Can an Operator of an Attraction be a Criminal?

August 31, 2010

Charles Carnell fancied himself a television star after he appeared on a Discovery Channel program that featured an attraction called Terminal Velocity located at a place called Extreme World in the heart of the Wisconsin Dells, WI tourism area.  Terminal Velocity is a thrill attraction known as a suspended catch air device (SCAD for short) in which the customer or “diver” ascends about 150 feet in the air either by stairs or a special elevator system.  The diver is fitted into the CFF “Controlled Free Fall” system that guarantees a secure free fall position for a comfortable landing. The operator (a “dive master”) assists the diver into a proper position and releases the cable that suspends the diver.  The diver then drops in an unattached controlled freefall for about 100 feet before being caught in a suspended net attached to airtubes and break suspensions for a soft landing so that the diver feels no impact at all.  A secondary safety system is in place in the form of an inflated air bag onto which the net is lowered.  The air is then released from the bag allowing the diver to return back to the ground.  Carnell was the dive master for Terminal Velocity during the taping of the television program.

 This same television program so captured the imagination of a young Florida girl, Teagan Marti, that she begged her parents to allow her to try a dive from Terminal Velocity the next time they visited relatives in the Chicago area.  Soon the big day came.  According to news reports, on July 30, 2010, Teagan got the opportunity to try the attraction and hoped on the elevator platform with 2 men along with their dive master, Charles Carnell.  The platform began the ascent but slowed down, presumably to let the air bag fill up.  The elevator stopped again about 100 feet in the air and Carnell assumed he was ready for the dives.  From his vantage point, he could see the net and the air bag below and was to wait for a signal to be given by the ground operator who ensures the net is raised properly and that the air bag is inflated.  Carnell then “blanked out” and placed Teagan in the dive position and released her cable.  Unfortunately, the ground operator never provided the signal and the net and air bag both remained on the ground.  With a thud, Teagan landed on the ground below.  She was alive and subsequently taken to a hospital with serious medical conditions include swelling of the brain, several fractures of the cervical and lumbar segments of her spine, multiple fractures of her pelvis and lacerations to her liver, spleen, intestines and duodenum.

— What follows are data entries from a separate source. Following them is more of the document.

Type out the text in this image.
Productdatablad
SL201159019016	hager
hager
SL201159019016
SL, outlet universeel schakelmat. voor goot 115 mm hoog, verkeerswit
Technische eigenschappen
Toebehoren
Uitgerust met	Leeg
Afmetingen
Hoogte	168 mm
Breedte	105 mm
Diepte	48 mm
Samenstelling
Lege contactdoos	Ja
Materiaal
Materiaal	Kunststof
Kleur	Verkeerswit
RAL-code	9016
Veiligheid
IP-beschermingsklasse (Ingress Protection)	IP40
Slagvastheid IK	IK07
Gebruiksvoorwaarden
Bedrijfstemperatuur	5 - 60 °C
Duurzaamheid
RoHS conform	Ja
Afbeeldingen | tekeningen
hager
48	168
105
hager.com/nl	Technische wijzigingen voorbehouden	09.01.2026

 On August 17, the County Attorney for Sauk County filed a criminal complaint against Charles Carnell charging him with first degree reckless injury in violation of 940.23(a)(1) and 939.50(d).  I found it interesting that the charge is called first-degree reckless injury, yet the statute itself only refers to the class of felony but not to the degrees of reckless injury.  The case file number is 2010CF000201 and the case’s progress can be followed using Westlaw Dockets database identifier of DOCK-WI-STCTS to see if the court thinks the attraction operator is a criminal.

For related  cases and an overview of the substantive law, see section 12 of 16 COA 2d 1, Causes of Action Against Operator of Amusement Park for Inury on Ride. Section 12 is dedicated to criminal liability.